FILE PHOTO: Soccer Football - Premier League - Leicester City v Liverpool - King Power Stadium, Leicester, Britain - April 20, 2025   Liverpool manager Arne Slot celebrates after the match REUTERS/Phil Noble
FILE PHOTO: Soccer Football - Premier League - Leicester City v Liverpool - King Power Stadium, Leicester, Britain - April 20, 2025 Liverpool manager Arne Slot celebrates after the match REUTERS/Phil Noble

Liverpool manager Arne Slot said Friday that winning the Premier League title at Anfield was one of the best days of his life as he turned his thoughts towards next season.

The Reds crushed Tottenham 5-1 on Sunday to seal a record-breaking 20th English league title with four games to spare, basking in a sensational atmosphere at their packed home ground.

"Maybe for all the Liverpool fans, but for many of them, one of the best days of their lives, and I think it was the same for me," AFP quoted Slot as saying.

"The way the whole day went, arriving at the stadium, how intense the fans already were, then during the game going 1-0 behind, so it even felt like, 'Oh, they're not going to give it to us, we have to work for it'.

"Scoring the goals, seeing how much it meant to the players but also to the fans, for me, was really special to be part of."

Liverpool travel to face fifth-placed Chelsea on Sunday before taking on Arsenal, Brighton and Crystal Palace in their remaining games.

"It's nice that we play some very strong teams with Chelsea, Arsenal, Brighton and Palace, so that gives immediate challenge to those games," said Slot, 46.

"It's the end of the season but we also have to look at this as the start of next season already."

The Dutchman said he was surprised by the 22-point between his side and Enzo Maresca's Chelsea, whom he felt were the better team when they met in October, even though Liverpool won 2-1.

"We found a way to win, and that is a quality that we didn't need a lot, because mostly we were the better team on the pitch," he said.

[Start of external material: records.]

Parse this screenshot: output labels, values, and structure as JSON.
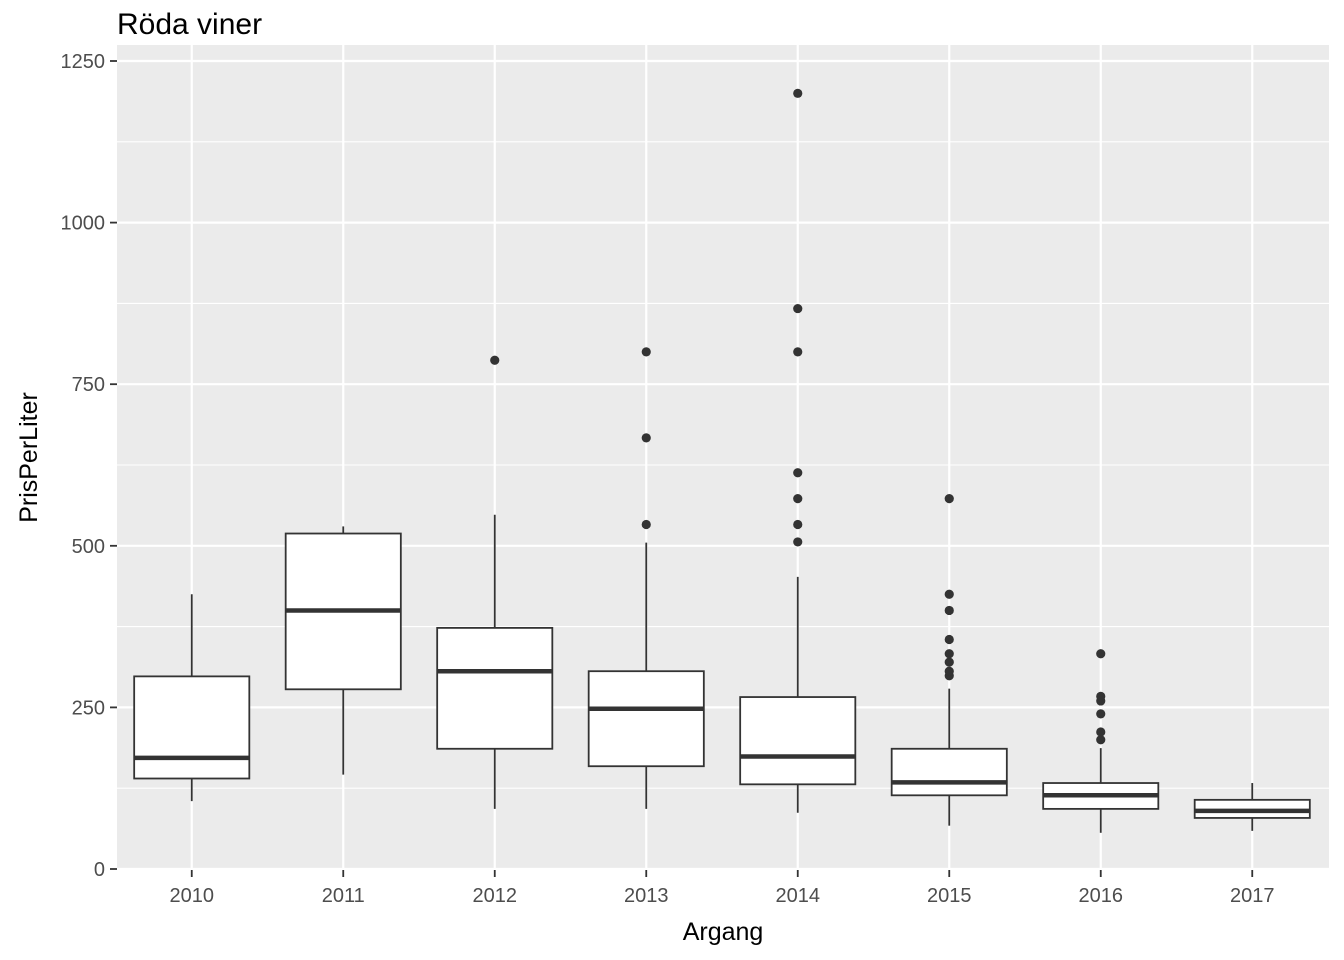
{
  "chart_data": {
    "type": "boxplot",
    "title": "Röda viner",
    "xlabel": "Argang",
    "ylabel": "PrisPerLiter",
    "ylim": [
      0,
      1250
    ],
    "yticks": [
      0,
      250,
      500,
      750,
      1000,
      1250
    ],
    "grid": true,
    "colors": {
      "panel_background": "#ebebeb",
      "grid_major": "#ffffff",
      "box_fill": "#ffffff",
      "box_stroke": "#333333",
      "outlier": "#333333"
    },
    "categories": [
      "2010",
      "2011",
      "2012",
      "2013",
      "2014",
      "2015",
      "2016",
      "2017"
    ],
    "boxes": [
      {
        "category": "2010",
        "whisker_low": 105,
        "q1": 140,
        "median": 172,
        "q3": 298,
        "whisker_high": 425,
        "outliers": []
      },
      {
        "category": "2011",
        "whisker_low": 146,
        "q1": 278,
        "median": 400,
        "q3": 519,
        "whisker_high": 530,
        "outliers": []
      },
      {
        "category": "2012",
        "whisker_low": 93,
        "q1": 186,
        "median": 306,
        "q3": 373,
        "whisker_high": 548,
        "outliers": [
          787
        ]
      },
      {
        "category": "2013",
        "whisker_low": 93,
        "q1": 159,
        "median": 248,
        "q3": 306,
        "whisker_high": 505,
        "outliers": [
          533,
          667,
          800
        ]
      },
      {
        "category": "2014",
        "whisker_low": 87,
        "q1": 131,
        "median": 174,
        "q3": 266,
        "whisker_high": 452,
        "outliers": [
          506,
          533,
          573,
          613,
          800,
          867,
          1200
        ]
      },
      {
        "category": "2015",
        "whisker_low": 67,
        "q1": 114,
        "median": 134,
        "q3": 186,
        "whisker_high": 279,
        "outliers": [
          299,
          306,
          320,
          333,
          355,
          400,
          425,
          573
        ]
      },
      {
        "category": "2016",
        "whisker_low": 56,
        "q1": 93,
        "median": 114,
        "q3": 133,
        "whisker_high": 187,
        "outliers": [
          200,
          212,
          240,
          260,
          267,
          333
        ]
      },
      {
        "category": "2017",
        "whisker_low": 59,
        "q1": 79,
        "median": 90,
        "q3": 107,
        "whisker_high": 133,
        "outliers": []
      }
    ]
  }
}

"But in that game we had to suffer more than any other game, maybe. So to be so many points ahead of them is a big compliment for everyone here at this club."

The former Feyenoord boss said he would rotate in the final games of the season.

"Some of them deserve to play already earlier this season because they've trained so well," he said. "They are good enough to play for this club but I mainly chose the same players.

"And I think this is also a moment to see where they are, also looking towards next season maybe a bit already. But definitely also because they deserve to play this season."

Slot said Liverpool's Premier League triumph would be a boost in terms of recruitment.

"Winning the league, having these fans, I think this is a big attraction to every player we want to bring in, and that's definitely helpful," he said.

Captain Virgil van Dijk and top-scorer Mohamed Salah have recently signed new contracts to stay at the Liverpool but Slot said there was no update on Trent Alexander-Arnold, who continues to be linked with a move to Real Madrid in the summer transfer window.